For the rest of the film the poor girl must have suffered an embarrassment that probably haunts her still, thirty-odd years later. She continuously swept back her hair and shot glances up at the ceiling and down at the floor, while her mother wept beside her.

The aftermath was not forgiving. I recall one of her letters containing in block capitals the line “OH WHY ARE YOU SO IMMATURE”. From the perspective of middle age, it might seem easy to forgive one’s inner teenager for the occasional blunder. After all, I did not send the Five Hundred riding into the Valley of Death. Why, then, are we drawn back, years later, into that torture chamber of teenage disgrace, to re-live moments that still have the power to make our cheeks burn and to eviscerate our painfully acquired years of self-esteem.

By contrast with her accusation of immaturity, I can recall one other moment that occurred towards the end of our year-long proto-romance.

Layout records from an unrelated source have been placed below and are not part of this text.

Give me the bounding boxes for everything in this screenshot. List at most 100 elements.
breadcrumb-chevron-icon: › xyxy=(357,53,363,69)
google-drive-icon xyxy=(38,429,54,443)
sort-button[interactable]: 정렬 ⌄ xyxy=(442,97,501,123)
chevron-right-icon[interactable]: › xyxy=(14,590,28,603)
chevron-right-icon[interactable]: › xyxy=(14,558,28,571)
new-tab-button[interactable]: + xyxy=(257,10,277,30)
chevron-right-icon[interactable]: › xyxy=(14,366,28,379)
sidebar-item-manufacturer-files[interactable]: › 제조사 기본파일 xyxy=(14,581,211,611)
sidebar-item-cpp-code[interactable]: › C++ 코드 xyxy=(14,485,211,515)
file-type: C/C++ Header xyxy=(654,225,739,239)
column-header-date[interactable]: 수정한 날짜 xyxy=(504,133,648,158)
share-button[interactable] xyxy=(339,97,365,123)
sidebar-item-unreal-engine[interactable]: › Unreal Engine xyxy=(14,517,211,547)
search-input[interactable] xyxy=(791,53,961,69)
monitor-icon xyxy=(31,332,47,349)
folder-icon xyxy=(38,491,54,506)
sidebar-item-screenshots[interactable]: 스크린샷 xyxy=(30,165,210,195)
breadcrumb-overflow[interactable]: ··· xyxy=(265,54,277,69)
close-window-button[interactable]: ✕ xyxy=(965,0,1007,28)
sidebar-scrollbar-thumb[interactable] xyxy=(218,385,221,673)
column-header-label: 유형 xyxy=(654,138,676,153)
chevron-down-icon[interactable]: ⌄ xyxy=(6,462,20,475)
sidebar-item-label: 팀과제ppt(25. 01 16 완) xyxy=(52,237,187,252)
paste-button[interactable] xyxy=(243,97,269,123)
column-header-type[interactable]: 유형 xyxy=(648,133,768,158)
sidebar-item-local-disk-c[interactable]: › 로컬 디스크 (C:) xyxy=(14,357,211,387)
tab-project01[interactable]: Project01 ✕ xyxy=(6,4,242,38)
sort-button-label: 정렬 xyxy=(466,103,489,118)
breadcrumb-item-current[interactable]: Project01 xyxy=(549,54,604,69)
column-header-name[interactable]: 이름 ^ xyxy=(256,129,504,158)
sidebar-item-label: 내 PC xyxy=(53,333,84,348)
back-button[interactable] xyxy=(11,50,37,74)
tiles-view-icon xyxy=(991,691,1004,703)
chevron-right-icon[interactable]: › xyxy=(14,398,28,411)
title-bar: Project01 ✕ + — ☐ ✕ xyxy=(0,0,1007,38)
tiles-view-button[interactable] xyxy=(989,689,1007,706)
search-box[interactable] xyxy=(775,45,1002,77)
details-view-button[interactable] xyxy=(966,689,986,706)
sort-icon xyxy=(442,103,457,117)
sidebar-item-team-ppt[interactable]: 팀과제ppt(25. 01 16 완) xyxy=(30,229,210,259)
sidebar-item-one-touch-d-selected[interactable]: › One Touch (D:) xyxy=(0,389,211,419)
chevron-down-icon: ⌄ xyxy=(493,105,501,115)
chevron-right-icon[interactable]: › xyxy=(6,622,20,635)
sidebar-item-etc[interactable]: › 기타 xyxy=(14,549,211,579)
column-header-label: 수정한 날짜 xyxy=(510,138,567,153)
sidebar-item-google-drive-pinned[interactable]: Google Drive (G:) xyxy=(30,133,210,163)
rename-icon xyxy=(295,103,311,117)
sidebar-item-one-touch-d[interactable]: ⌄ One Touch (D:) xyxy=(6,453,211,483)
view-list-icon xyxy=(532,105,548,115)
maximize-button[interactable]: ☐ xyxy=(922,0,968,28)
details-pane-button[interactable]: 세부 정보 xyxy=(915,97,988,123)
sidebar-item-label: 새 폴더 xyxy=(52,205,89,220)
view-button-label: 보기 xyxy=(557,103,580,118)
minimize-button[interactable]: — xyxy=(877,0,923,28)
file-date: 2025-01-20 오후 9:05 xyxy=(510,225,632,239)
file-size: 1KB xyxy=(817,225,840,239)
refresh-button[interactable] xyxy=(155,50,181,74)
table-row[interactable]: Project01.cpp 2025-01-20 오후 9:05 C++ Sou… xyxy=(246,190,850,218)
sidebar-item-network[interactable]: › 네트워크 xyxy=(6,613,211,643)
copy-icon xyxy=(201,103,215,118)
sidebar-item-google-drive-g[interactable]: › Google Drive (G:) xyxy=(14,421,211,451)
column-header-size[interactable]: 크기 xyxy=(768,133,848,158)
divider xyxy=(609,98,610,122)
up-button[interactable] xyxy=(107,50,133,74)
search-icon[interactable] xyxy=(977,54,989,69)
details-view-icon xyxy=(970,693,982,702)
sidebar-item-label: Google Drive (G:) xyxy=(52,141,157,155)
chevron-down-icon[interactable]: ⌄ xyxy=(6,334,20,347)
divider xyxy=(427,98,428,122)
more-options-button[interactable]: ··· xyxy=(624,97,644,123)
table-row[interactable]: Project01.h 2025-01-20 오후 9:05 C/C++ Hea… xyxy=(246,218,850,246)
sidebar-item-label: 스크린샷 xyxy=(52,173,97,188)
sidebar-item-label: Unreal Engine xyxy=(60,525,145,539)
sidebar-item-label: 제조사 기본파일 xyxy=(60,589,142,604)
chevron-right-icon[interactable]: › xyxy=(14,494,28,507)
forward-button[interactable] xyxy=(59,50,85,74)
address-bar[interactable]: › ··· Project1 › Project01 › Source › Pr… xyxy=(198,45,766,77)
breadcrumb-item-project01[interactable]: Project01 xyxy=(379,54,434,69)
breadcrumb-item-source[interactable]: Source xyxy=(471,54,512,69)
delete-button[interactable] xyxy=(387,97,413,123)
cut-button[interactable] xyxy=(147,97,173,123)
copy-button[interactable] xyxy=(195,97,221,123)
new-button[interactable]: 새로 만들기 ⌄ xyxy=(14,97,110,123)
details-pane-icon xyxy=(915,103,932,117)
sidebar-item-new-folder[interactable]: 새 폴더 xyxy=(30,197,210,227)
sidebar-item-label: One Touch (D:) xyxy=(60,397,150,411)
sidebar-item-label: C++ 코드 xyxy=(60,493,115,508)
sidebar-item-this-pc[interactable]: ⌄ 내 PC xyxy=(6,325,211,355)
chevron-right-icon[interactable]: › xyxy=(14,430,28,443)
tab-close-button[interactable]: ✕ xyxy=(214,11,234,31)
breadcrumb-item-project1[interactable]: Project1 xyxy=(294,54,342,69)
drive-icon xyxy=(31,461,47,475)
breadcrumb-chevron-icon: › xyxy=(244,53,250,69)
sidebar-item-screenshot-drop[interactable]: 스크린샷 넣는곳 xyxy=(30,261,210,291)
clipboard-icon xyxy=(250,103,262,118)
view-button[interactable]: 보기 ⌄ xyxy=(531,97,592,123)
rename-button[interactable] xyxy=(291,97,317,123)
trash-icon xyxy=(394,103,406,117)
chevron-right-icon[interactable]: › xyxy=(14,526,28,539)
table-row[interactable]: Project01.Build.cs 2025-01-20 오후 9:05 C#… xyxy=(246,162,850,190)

We were walking down Clare Road again, this time in the evening with a livid sunset before us. I was describing this sunset in poetic terms and she said to me “You sound just like an old man”. There is an innocence in youth that sometimes opens a clear channel to a source of wisdom that usually comes at the end of life.

We met once more a few years later. She was working in a bank and wore a plain golden ring on her finger. There she was, at the counter, darkly majestic in her early twenties. We had coffee later and I was reminded of an early BBC production of “1984”, in which Winston Smith (played by Peter Cushing) meets Julia in a café some time after they have both been tortured and taught to love Big Brother.

We sat in that café together for the last time, two lovers who had never loved. She had followed the intransigent rails of social and religious expectations. I was in a post-university limbo experimenting with music, not yet willing to take up the Yoke, and far from discovering a virgin forest where people beyond the system lived in ecological freedom and harmony. The impulse to love had perhaps been the most natural thing we had experienced in those days of uniforms, didactic education and social conditioning. Our bodies had felt something authentic but were never able to actualise the impulse. The old school ties were a bit too tight, and love had been strangled at birth through an absence of guidance and an immaturity born of the highest middle class principles. We sat there like two butterflies which had failed to breach the walls of their chrysalises.

And I sailed with the tide in the morning.